“Mistakes hook you in, triggering something in our subconscious which draws us deeper into a story”. Felicity McCabe celebrates the art of wabi sabi, the raw and imperfect details which crack open an image and reveal hidden depths to the individual or scenario that occupies the frame.
McCabe’s work stands out and stays with you. Cleverly traversing the space between classism and modernity. This interplay between the past and the future gives her work a lasting influence. A hard to reach sweet spot.
McCabe cut her teeth with a variety of challenging editorial commissions for clients including the New York Times, The Guardian and the Financial Times. Covering a diverse range of issues from UK Non – Voters to Converters to Islam. Approaching each subject with a delicate sensitivity, results in stories that champion the ordinary beauty of everyday people.
Her subtle yet distinctive aesthetic breathes new life into everything she shoots, transforming even the most everyday of subject matter. Her vision rooted in a fascination with light. Influences like John Singer Sargent and Julius LeBlanc Stewart have helped define the rich tonal range inherent in her photography.

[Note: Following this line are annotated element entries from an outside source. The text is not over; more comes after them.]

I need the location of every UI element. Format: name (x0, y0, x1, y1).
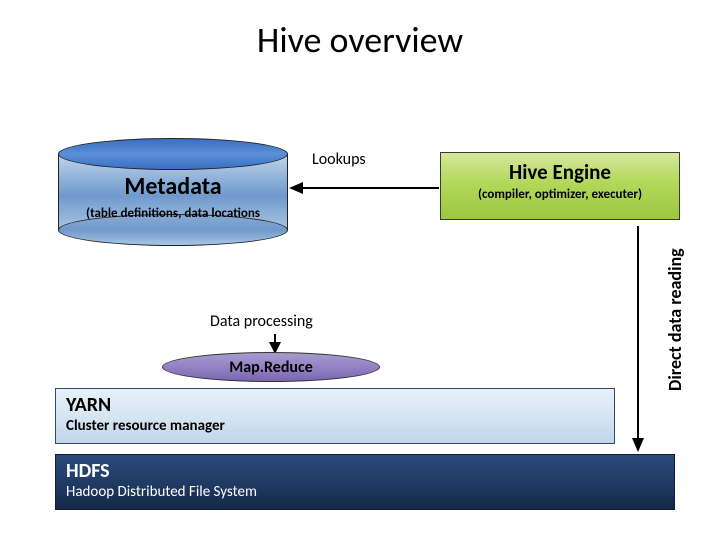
metadata-title: Metadata (58, 172, 288, 201)
lookups-label: Lookups (312, 150, 366, 169)
arrow-lookups (287, 178, 442, 198)
yarn-title: YARN (66, 393, 604, 417)
data-processing-label: Data processing (210, 312, 313, 331)
cylinder-top (58, 138, 288, 170)
yarn-subtitle: Cluster resource manager (66, 417, 604, 435)
page-title: Hive overview (0, 0, 720, 62)
mapreduce-box: Map.Reduce (162, 352, 380, 382)
hdfs-box: HDFS Hadoop Distributed File System (55, 454, 675, 510)
metadata-cylinder: Metadata (table definitions, data locati… (58, 138, 288, 246)
hive-engine-box: Hive Engine (compiler, optimizer, execut… (440, 152, 680, 220)
hdfs-title: HDFS (66, 459, 664, 483)
hdfs-subtitle: Hadoop Distributed File System (66, 483, 664, 501)
metadata-subtitle: (table definitions, data locations (58, 206, 288, 221)
yarn-box: YARN Cluster resource manager (55, 388, 615, 444)
arrow-direct-reading (628, 226, 648, 454)
hive-engine-title: Hive Engine (441, 153, 679, 185)
hive-engine-subtitle: (compiler, optimizer, executer) (441, 187, 679, 202)
direct-data-reading-label: Direct data reading (664, 232, 686, 407)
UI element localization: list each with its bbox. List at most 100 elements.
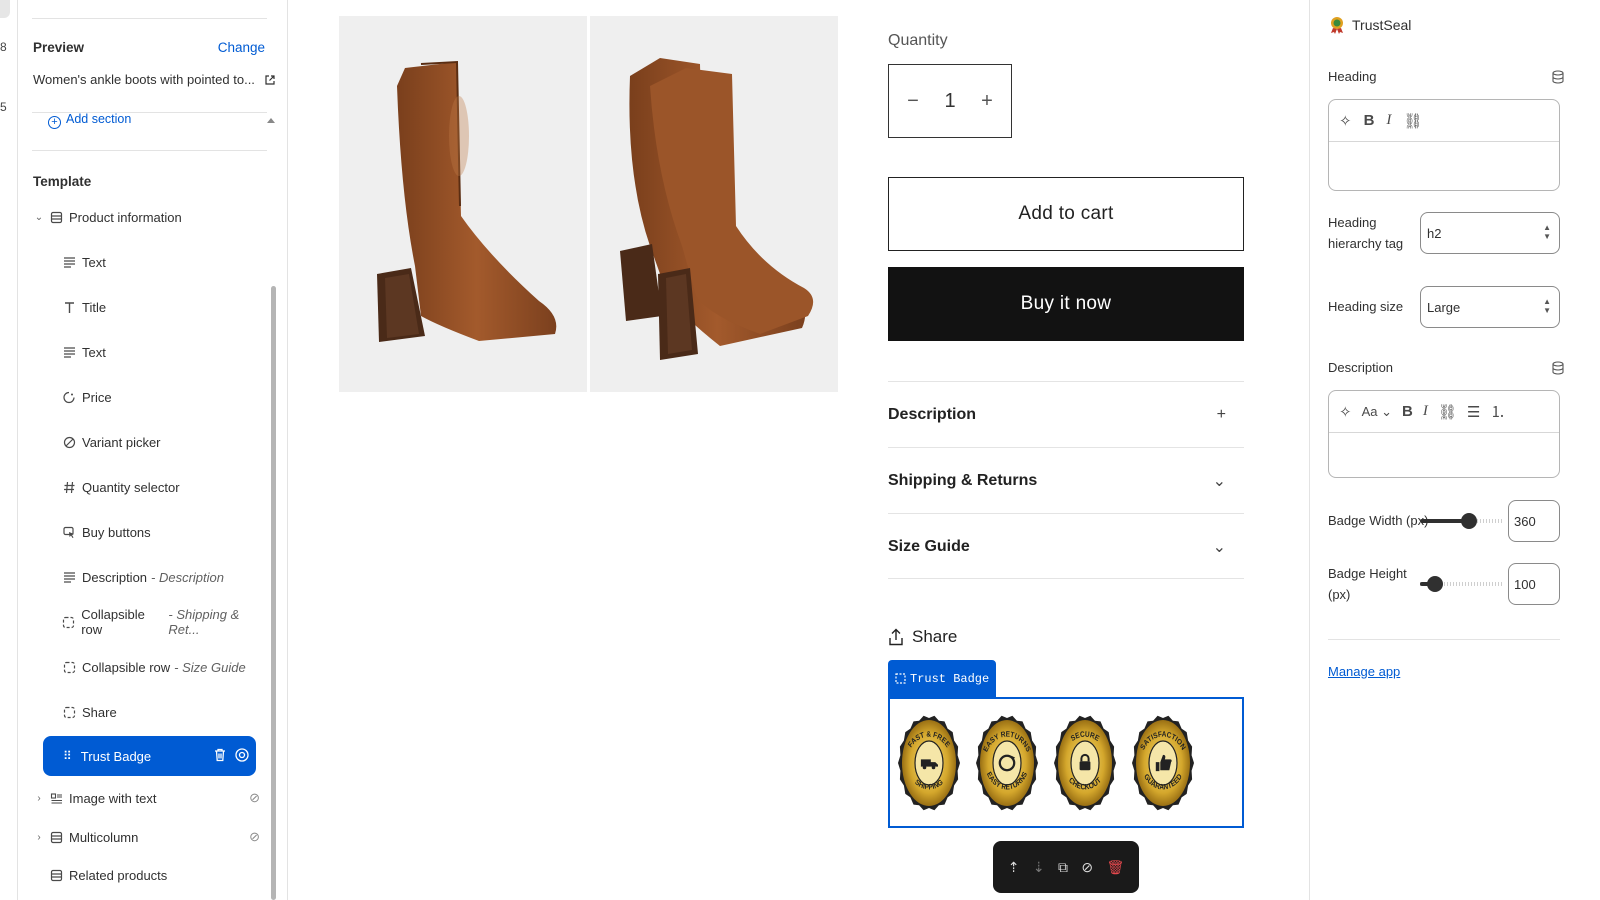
dynamic-source-icon[interactable] <box>1552 361 1564 375</box>
block-item[interactable]: Collapsible row - Size Guide <box>18 649 268 685</box>
block-item[interactable]: Collapsible row - Shipping & Ret... <box>18 604 268 640</box>
magic-icon[interactable]: ✧ <box>1339 403 1352 421</box>
bullet-list-icon[interactable]: ☰ <box>1467 403 1480 421</box>
rail-number: 5 <box>0 100 7 114</box>
block-item[interactable]: Quantity selector <box>18 469 268 505</box>
quantity-value[interactable]: 1 <box>944 90 955 113</box>
width-input[interactable]: 360 <box>1508 500 1560 542</box>
change-preview-link[interactable]: Change <box>218 40 265 55</box>
text-lines-icon <box>62 255 76 269</box>
italic-icon[interactable]: I <box>1423 403 1428 420</box>
block-item[interactable]: Share <box>18 694 268 730</box>
dashed-square-icon <box>62 615 75 629</box>
description-label: Description <box>1328 360 1394 375</box>
increase-quantity-button[interactable]: + <box>977 90 997 113</box>
bold-icon[interactable]: B <box>1402 403 1413 420</box>
text-lines-icon <box>62 570 76 584</box>
italic-icon[interactable]: I <box>1386 112 1391 129</box>
width-slider[interactable] <box>1420 513 1502 529</box>
external-link-icon[interactable] <box>264 75 275 85</box>
block-sublabel: - Shipping & Ret... <box>168 607 240 637</box>
quantity-label: Quantity <box>888 32 948 49</box>
eye-off-icon[interactable]: ⊘ <box>249 829 260 845</box>
image-text-icon <box>49 791 63 805</box>
trust-badge: FAST & FREE SHIPPING <box>898 713 960 813</box>
accordion-shipping[interactable]: Shipping & Returns ⌄ <box>888 447 1244 513</box>
manage-app-link[interactable]: Manage app <box>1328 664 1400 679</box>
block-label: Title <box>82 299 107 315</box>
drag-handle-icon[interactable]: ⠿ <box>63 749 72 763</box>
dynamic-source-icon[interactable] <box>1552 70 1564 84</box>
link-icon[interactable]: ⛓ <box>1438 403 1457 421</box>
dashed-square-icon <box>62 660 76 674</box>
select-arrows-icon: ▲ ▼ <box>1543 297 1551 315</box>
add-to-cart-button[interactable]: Add to cart <box>888 177 1244 251</box>
trust-badge-block[interactable]: FAST & FREE SHIPPING EASY RETURNS EASY RETU… <box>888 697 1244 828</box>
rail-tab[interactable] <box>0 0 10 18</box>
heading-editor[interactable]: ✧ B I ⛓ <box>1328 99 1560 191</box>
add-section-button[interactable]: + Add section <box>48 112 131 129</box>
dashed-square-icon <box>895 673 906 684</box>
size-label: Heading size <box>1328 299 1404 314</box>
height-input[interactable]: 100 <box>1508 563 1560 605</box>
heading-label: Heading <box>1328 69 1377 84</box>
block-trust-badge[interactable]: ⠿ Trust Badge <box>43 736 256 776</box>
size-select[interactable]: Large ▲ ▼ <box>1420 286 1560 328</box>
eye-off-icon[interactable]: ⊘ <box>1081 859 1093 876</box>
block-item[interactable]: Text <box>18 334 268 370</box>
buy-now-button[interactable]: Buy it now <box>888 267 1244 341</box>
magic-icon[interactable]: ✧ <box>1339 112 1352 130</box>
chevron-down-icon[interactable]: ⌄ <box>33 212 45 223</box>
trash-icon[interactable]: 🗑 <box>1106 859 1124 876</box>
preview-product[interactable]: Women's ankle boots with pointed to... <box>33 72 275 87</box>
duplicate-icon[interactable]: ⧉ <box>1058 859 1068 876</box>
height-slider[interactable] <box>1420 576 1502 592</box>
font-size-icon[interactable]: Aa ⌄ <box>1362 404 1392 420</box>
accordion-size-guide[interactable]: Size Guide ⌄ <box>888 513 1244 579</box>
section-multicolumn[interactable]: › Multicolumn ⊘ <box>18 819 268 855</box>
section-product-information[interactable]: ⌄ Product information <box>18 199 268 235</box>
preview-canvas: Quantity − 1 + Add to cart Buy it now De… <box>289 0 1594 900</box>
chevron-right-icon[interactable]: › <box>33 793 45 804</box>
bold-icon[interactable]: B <box>1364 112 1375 129</box>
block-label: Buy buttons <box>82 524 151 540</box>
target-icon[interactable] <box>234 747 250 763</box>
numbered-list-icon[interactable]: ⒈ <box>1490 401 1505 422</box>
hierarchy-value: h2 <box>1427 225 1442 241</box>
preview-label: Preview <box>33 40 85 55</box>
title-t-icon <box>62 300 76 314</box>
block-item[interactable]: Text <box>18 244 268 280</box>
description-editor[interactable]: ✧ Aa ⌄ B I ⛓ ☰ ⒈ <box>1328 390 1560 478</box>
section-sidebar: Preview Change Women's ankle boots with … <box>18 0 288 900</box>
eye-off-icon[interactable]: ⊘ <box>249 790 260 806</box>
chevron-right-icon[interactable]: › <box>33 832 45 843</box>
product-image-1[interactable] <box>339 16 587 392</box>
block-item[interactable]: Title <box>18 289 268 325</box>
block-item[interactable]: Buy buttons <box>18 514 268 550</box>
block-item[interactable]: Price <box>18 379 268 415</box>
section-related-products[interactable]: Related products <box>18 857 268 893</box>
share-button[interactable]: Share <box>888 627 957 647</box>
trust-badge-tag[interactable]: Trust Badge <box>888 660 997 697</box>
slider-handle[interactable] <box>1461 513 1478 529</box>
move-down-icon[interactable]: ⇣ <box>1033 859 1045 876</box>
move-up-icon[interactable]: ⇡ <box>1008 859 1020 876</box>
section-icon <box>49 868 63 882</box>
block-sublabel: - Description <box>151 569 224 585</box>
trash-icon[interactable] <box>212 747 228 763</box>
accordion-label: Size Guide <box>888 537 970 555</box>
link-icon[interactable]: ⛓ <box>1403 112 1422 130</box>
block-item[interactable]: Description - Description <box>18 559 268 595</box>
block-item[interactable]: Variant picker <box>18 424 268 460</box>
caret-up-icon[interactable] <box>267 118 275 123</box>
select-arrows-icon: ▲ ▼ <box>1543 223 1551 241</box>
product-image-2[interactable] <box>590 16 838 392</box>
sidebar-scrollbar[interactable] <box>271 286 276 900</box>
hierarchy-select[interactable]: h2 ▲ ▼ <box>1420 212 1560 254</box>
accordion-description[interactable]: Description + <box>888 381 1244 447</box>
section-image-with-text[interactable]: › Image with text ⊘ <box>18 780 268 816</box>
app-name: TrustSeal <box>1352 17 1412 33</box>
quantity-selector: − 1 + <box>888 64 1012 138</box>
decrease-quantity-button[interactable]: − <box>903 90 923 113</box>
slider-handle[interactable] <box>1426 576 1443 592</box>
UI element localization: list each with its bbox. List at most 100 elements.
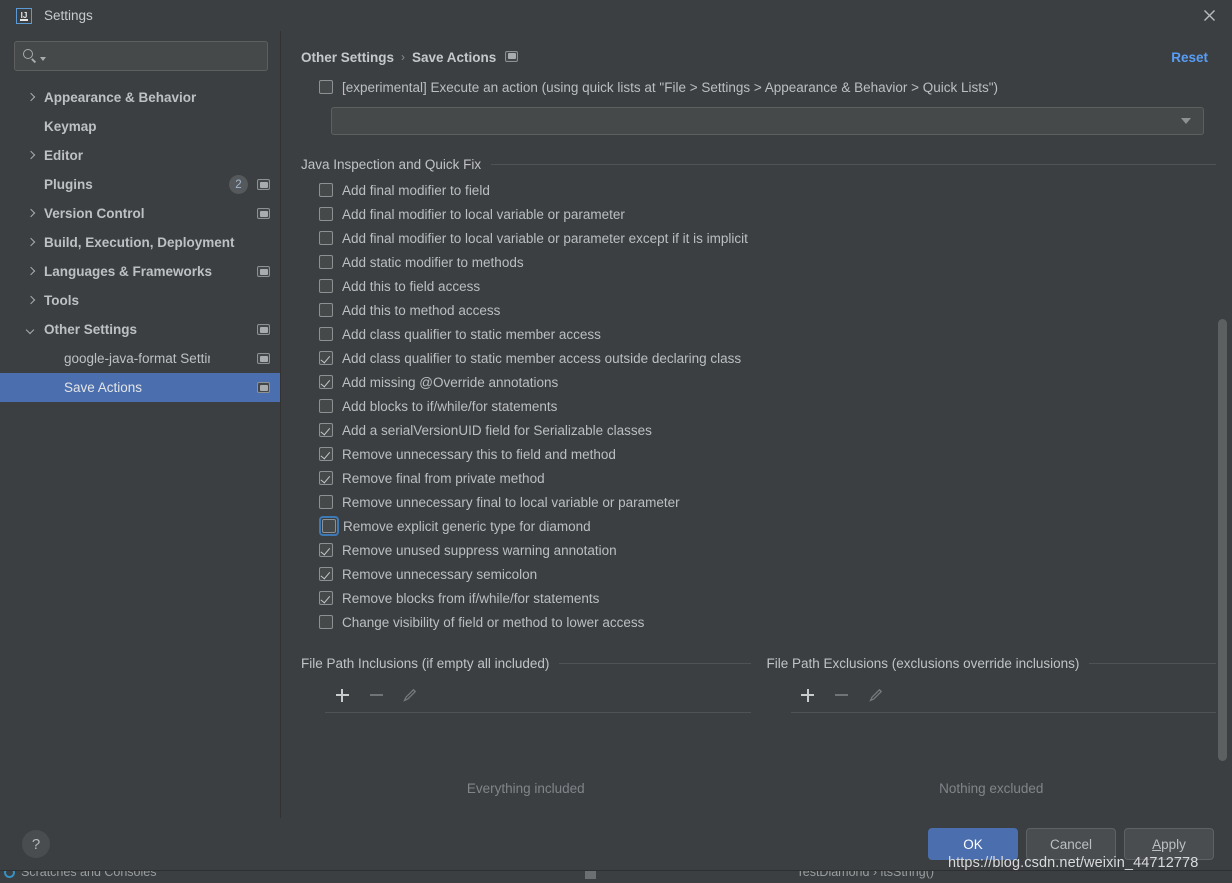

Her most significant project in my opinion is one of her most recent. McCabe collaborated with Save the Children on their Action/2015 project where she depicted life in Somaliland. A community devastated by the impact of climate change. The project is formed as a series of diptiques, comprised of portraits and still life details. The portraits convey a powerful sense of humanity, resilience in the face of a life-threatening situation. The details, including a dry animal carcass and abandoned objects, depict the physicality of drought with urgency.
On paper McCabe could be considered an unobvious choice for this type of commission, however her fresh approach brings a renewed focus to an issue that people often choose to ignore. In this risk adverse climate, this is a powerful example of original and creative commissioning.
McCabe brings a new vocabulary, a new way to look at the world. Personal but universal, she makes her subjects accessible whether they are celebrities or civilians. Seducing the viewer with an aesthetic, which goes beyond the surface, a powerful portfolio of quiet images that leave a lasting impression.